President Bush-John Kerry Contest Could Decide Abortion for 30 Years
by Steven Ertelt
August 10, 2004
[LifeNews.com Note: Steven Ertelt is the Editor and CEO of LifeNews.com. The following editorial is a follow-up to the Pro-Life Advocates: Vote for President Bush opinion piece that summarizes President Bush’s pro-life record.]
Every election year, there’s always talk about the importance of the upcoming election in terms of its impact on abortion policy. There’s no doubt, each election is considerably important.
However, this time around, the stakes are higher than ever before. Here’s why: The next president will have the power to determine whether abortion will remain legal for the next 30 years.
In 1973, the Supreme Court handed down the Roe v. Wade decision legalizing abortion by a 7-2 vote. The current court backs abortion by a 6-3 margin.
The next president could appoint as many as four new Supreme Court justices and elevate one of the high court’s members to the Chief Justice position.

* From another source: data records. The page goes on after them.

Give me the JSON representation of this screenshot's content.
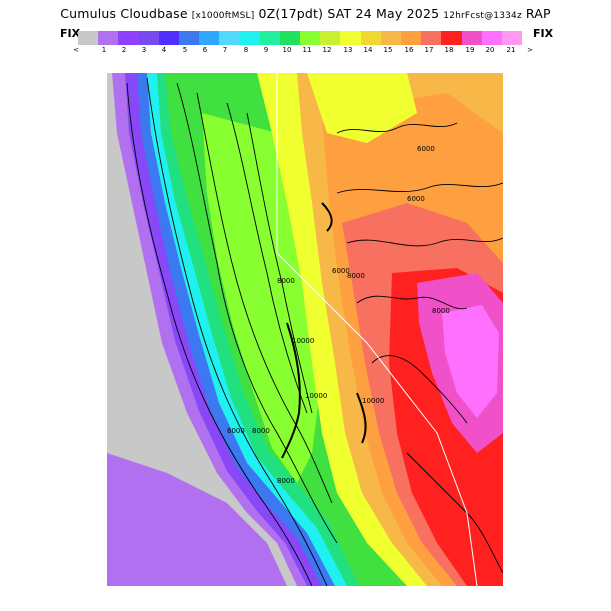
{
  "header": {
    "main": "Cumulus Cloudbase",
    "units": "[x1000ftMSL]",
    "valid": "0Z(17pdt) SAT 24 May 2025",
    "forecast": "12hrFcst@1334z",
    "model": "RAP"
  },
  "fix_left": "FIX",
  "fix_right": "FIX",
  "colorbar": {
    "colors": [
      "#c8c8c8",
      "#b070f0",
      "#9040ff",
      "#7848f0",
      "#5030ff",
      "#3c78f0",
      "#30a8ff",
      "#50d8ff",
      "#20f0f0",
      "#20f0a0",
      "#20e060",
      "#88ff30",
      "#c8f030",
      "#f0ff30",
      "#f0d830",
      "#f8b848",
      "#ffa040",
      "#f87060",
      "#ff2020",
      "#f050c8",
      "#ff70ff",
      "#ff98f0"
    ],
    "ticks": [
      "<",
      "1",
      "2",
      "3",
      "4",
      "5",
      "6",
      "7",
      "8",
      "9",
      "10",
      "11",
      "12",
      "13",
      "14",
      "15",
      "16",
      "17",
      "18",
      "19",
      "20",
      "21",
      ">"
    ]
  },
  "map": {
    "contour_labels": [
      "6000",
      "6000",
      "8000",
      "8000",
      "6000",
      "8000",
      "10000",
      "10000",
      "10000",
      "8000",
      "8000",
      "6000"
    ]
  }
}
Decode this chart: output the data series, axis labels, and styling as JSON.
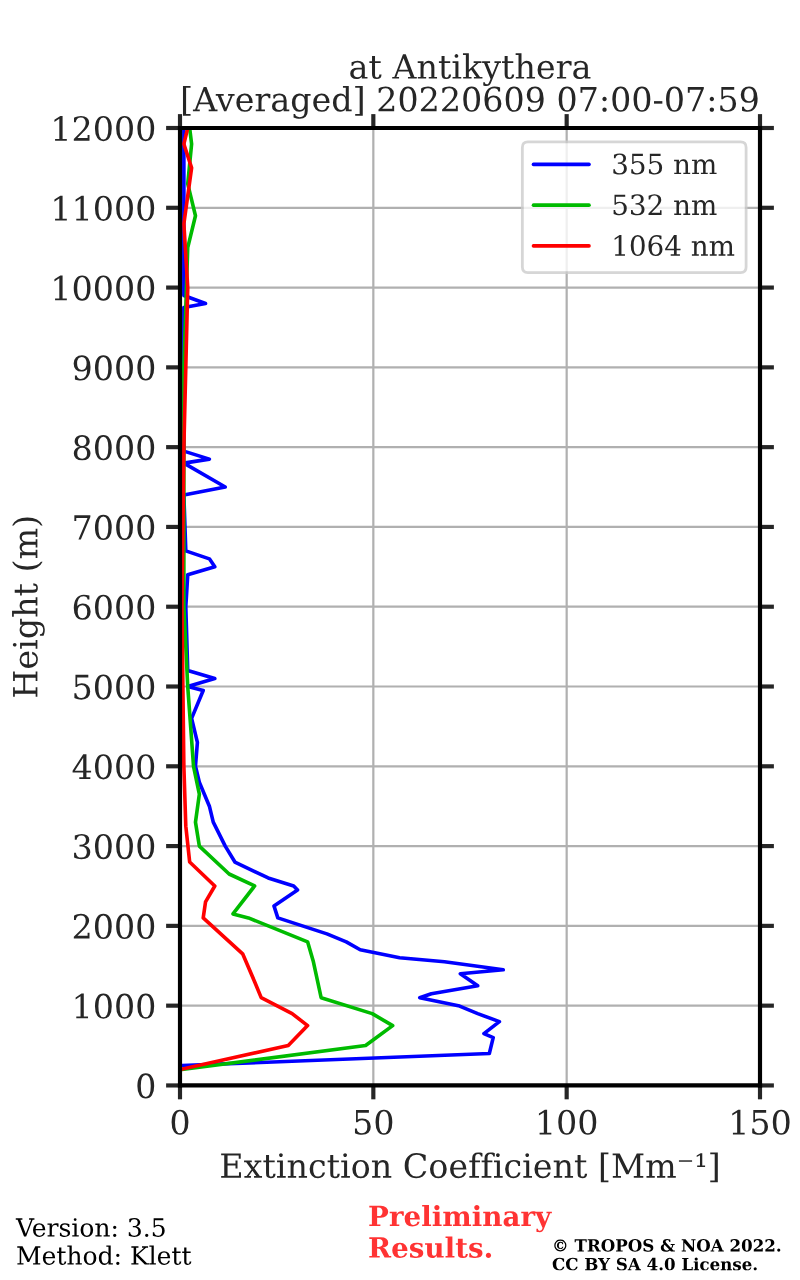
{
  "chart_data": {
    "type": "line",
    "title": "at Antikythera\n[Averaged] 20220609 07:00-07:59",
    "xlabel": "Extinction Coefficient [Mm⁻¹]",
    "ylabel": "Height (m)",
    "xlim": [
      0,
      150
    ],
    "xticks": [
      0,
      50,
      100,
      150
    ],
    "ylim": [
      0,
      12000
    ],
    "yticks": [
      0,
      1000,
      2000,
      3000,
      4000,
      5000,
      6000,
      7000,
      8000,
      9000,
      10000,
      11000,
      12000
    ],
    "grid": true,
    "legend": "top right",
    "series": [
      {
        "name": "355 nm",
        "color": "#0000ff",
        "x": [
          0.5,
          80,
          81,
          78.6,
          82.6,
          77,
          72,
          62,
          65,
          77,
          72.5,
          83.6,
          68.4,
          56.8,
          46.6,
          43,
          38,
          25.3,
          24.3,
          30.4,
          29.4,
          22.8,
          14.2,
          11.7,
          8.6,
          7.6,
          5,
          4,
          4.5,
          3,
          6,
          2,
          9,
          2,
          1.5,
          2,
          9,
          7.6,
          1.5,
          1,
          11.7,
          1,
          7.6,
          1,
          1,
          6.6,
          1,
          1,
          1
        ],
        "values": [
          250,
          400,
          600,
          650,
          800,
          900,
          1000,
          1100,
          1150,
          1250,
          1400,
          1450,
          1550,
          1600,
          1700,
          1800,
          1900,
          2100,
          2250,
          2450,
          2500,
          2600,
          2800,
          3000,
          3300,
          3500,
          3800,
          4000,
          4300,
          4600,
          4950,
          5000,
          5100,
          5200,
          6000,
          6400,
          6500,
          6600,
          6700,
          7400,
          7500,
          7800,
          7850,
          7950,
          9750,
          9800,
          9900,
          11000,
          12000
        ]
      },
      {
        "name": "532 nm",
        "color": "#00bb00",
        "x": [
          0.5,
          48,
          55,
          49.7,
          36.5,
          34.5,
          33,
          17.7,
          13.7,
          19.3,
          12.7,
          5,
          4,
          5,
          3.5,
          2,
          1,
          1,
          1,
          2,
          4,
          2,
          3,
          2.5
        ],
        "values": [
          200,
          500,
          750,
          900,
          1100,
          1550,
          1800,
          2100,
          2150,
          2500,
          2650,
          3000,
          3300,
          3650,
          4000,
          5000,
          6000,
          7500,
          9000,
          10500,
          10900,
          11300,
          11800,
          12000
        ]
      },
      {
        "name": "1064 nm",
        "color": "#ff0000",
        "x": [
          0,
          28,
          33,
          29,
          21,
          19.3,
          16.2,
          6,
          6.6,
          9,
          2.5,
          1.5,
          1,
          0.5,
          1,
          2,
          1,
          3,
          1,
          2
        ],
        "values": [
          200,
          500,
          750,
          900,
          1100,
          1300,
          1650,
          2100,
          2300,
          2500,
          2800,
          3250,
          4000,
          6000,
          8000,
          10000,
          10800,
          11500,
          11800,
          12000
        ]
      }
    ],
    "annotations": [
      "Version: 3.5\nMethod: Klett",
      "Preliminary\nResults.",
      "© TROPOS & NOA 2022.\nCC BY SA 4.0 License."
    ]
  }
}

This will be an exchange of power and a turnover of membership on the court like never seen before.
For those of us concerned about the nightmarish travesty of abortion, this is a shift that could have enormous potential or set the pro-life community up for decades of more heartache.

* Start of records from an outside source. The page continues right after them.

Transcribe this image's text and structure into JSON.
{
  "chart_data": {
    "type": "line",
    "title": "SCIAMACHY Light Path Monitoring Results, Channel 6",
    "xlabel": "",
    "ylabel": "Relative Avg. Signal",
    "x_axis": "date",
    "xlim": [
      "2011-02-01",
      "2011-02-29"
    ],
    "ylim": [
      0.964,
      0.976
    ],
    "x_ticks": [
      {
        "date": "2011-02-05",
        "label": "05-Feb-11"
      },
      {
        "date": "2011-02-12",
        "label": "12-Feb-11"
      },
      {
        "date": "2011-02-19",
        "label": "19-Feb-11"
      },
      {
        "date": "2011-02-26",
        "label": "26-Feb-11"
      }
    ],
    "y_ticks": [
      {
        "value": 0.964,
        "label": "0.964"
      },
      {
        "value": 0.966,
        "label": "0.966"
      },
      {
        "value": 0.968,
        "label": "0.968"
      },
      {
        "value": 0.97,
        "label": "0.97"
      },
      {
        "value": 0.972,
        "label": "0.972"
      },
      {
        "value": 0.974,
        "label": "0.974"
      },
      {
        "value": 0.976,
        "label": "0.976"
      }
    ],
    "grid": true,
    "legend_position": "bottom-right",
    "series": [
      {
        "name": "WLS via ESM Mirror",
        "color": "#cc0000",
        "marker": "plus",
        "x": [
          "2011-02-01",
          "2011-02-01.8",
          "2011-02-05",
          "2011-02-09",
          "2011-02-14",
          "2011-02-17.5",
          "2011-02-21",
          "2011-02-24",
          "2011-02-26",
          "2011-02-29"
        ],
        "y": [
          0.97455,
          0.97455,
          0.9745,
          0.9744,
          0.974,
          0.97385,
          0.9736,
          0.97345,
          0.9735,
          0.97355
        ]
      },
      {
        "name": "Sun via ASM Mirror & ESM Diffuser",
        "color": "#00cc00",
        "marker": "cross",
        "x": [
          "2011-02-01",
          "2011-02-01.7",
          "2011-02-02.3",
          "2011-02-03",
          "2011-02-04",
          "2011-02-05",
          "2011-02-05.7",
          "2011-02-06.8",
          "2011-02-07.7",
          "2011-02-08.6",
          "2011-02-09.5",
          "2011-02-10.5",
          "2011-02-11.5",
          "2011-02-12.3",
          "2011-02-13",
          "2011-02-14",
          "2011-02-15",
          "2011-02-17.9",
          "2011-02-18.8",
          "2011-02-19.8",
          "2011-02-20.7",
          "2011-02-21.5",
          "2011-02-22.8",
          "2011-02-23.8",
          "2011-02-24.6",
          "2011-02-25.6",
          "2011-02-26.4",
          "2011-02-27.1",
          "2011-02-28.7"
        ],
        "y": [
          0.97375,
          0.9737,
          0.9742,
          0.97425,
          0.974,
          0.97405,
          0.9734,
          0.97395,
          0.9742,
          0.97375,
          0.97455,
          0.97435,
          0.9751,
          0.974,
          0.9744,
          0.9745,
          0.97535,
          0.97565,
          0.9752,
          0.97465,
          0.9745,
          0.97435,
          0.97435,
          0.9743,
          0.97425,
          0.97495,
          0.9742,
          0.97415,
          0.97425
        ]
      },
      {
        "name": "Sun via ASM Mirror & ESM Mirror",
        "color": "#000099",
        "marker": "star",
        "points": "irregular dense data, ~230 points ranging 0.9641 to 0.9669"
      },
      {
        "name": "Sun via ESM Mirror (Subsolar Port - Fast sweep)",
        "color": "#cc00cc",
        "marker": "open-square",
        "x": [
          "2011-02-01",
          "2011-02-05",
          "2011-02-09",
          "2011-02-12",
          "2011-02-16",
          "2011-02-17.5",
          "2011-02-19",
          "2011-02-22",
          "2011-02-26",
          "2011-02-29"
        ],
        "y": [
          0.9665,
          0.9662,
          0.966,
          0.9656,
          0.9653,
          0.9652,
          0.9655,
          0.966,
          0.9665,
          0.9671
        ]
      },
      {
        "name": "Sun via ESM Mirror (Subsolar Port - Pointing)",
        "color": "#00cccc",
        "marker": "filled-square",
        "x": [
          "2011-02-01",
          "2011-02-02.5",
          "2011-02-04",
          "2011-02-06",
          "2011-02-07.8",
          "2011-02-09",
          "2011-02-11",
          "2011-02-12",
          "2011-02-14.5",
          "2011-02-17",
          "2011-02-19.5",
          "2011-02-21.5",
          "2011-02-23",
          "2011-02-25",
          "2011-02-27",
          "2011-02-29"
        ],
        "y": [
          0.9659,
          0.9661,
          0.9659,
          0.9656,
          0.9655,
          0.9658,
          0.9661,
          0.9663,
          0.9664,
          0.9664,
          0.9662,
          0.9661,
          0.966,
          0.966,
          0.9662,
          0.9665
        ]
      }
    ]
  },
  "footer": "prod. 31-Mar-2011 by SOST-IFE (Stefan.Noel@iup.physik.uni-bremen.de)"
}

Associate Judges Sandra Day O’Connor, John Paul Stevens and Ruth Bader Ginsburg, who back abortion, and pro-life Chief Justice William Rehnquist are all considered likely retirees over the next few years.
President Bush has a strong record thus far of appointing pro-life judges to key federal court positions. Should he be re-elected and replace each of those four judges with pro-life advocates in the mold of Thomas or Antonin Scalia, the current 6-3 pro-abortion margin shifts to a 6-3 position in favor of overturning Roe.
Even if one of those judges turns out to be another O’Connor or Souter, defying the pro-life expectations placed on them during their nominations, a 5-4 margin against Roe still gives the pro-life community its first legitimate opportunity to protect the lives of unborn children since the early 1990s.
However, if John Kerry is elected president, and he replaces those four judges with abortion supporters, that will take the court back to the 7-2 position in favor of abortion that it had in 1973.
In other words, the pro-life movement will be right back where it started in its effort to stop abortion. We will have made no progress in more than three decades in terms of changing the makeup of the Supreme Court, if John Kerry is elected.
Furthermore, those four new judges will be lifetime appointees. They will be younger than the current members of the court and could have as many as 20 to 30 years or more of their career ahead of them.
Consider that the last four judges to leave the Supreme Court served there for decades.
Harry Blackmun, the author of Roe, and Thurgood Marshall served on the high court for 24 years. Byron White, who dissented with Rehnquist in Roe, served 31 years, and William Brennan retired after 34 years on the bench.
Whether the next four judges are pro-abortion or pro-life, several presidential terms would come and go before their likely retirement. The pro-life community would either have a fair chance to turn back Roe or no hope at all.
Pro-life voters need to keep in mind this election year that if John Kerry is elected, Roe will almost assuredly be preserved and abortion will probably remain legal for decades. That means every vote for Kerry and every vote not cast for President Bush (i.e., for a third-party candidate or by citizens who abstain from voting) is a vote to keep abortion legal for as many as thirty years.
If we truly want to see Roe thrown in the trash heap of history right next to the Dred Scott decision, we can’t let that happen.
It is up to you to elect a pro-life president this November. It is up to you to re-elect President Bush. Women and unborn children are counting on you.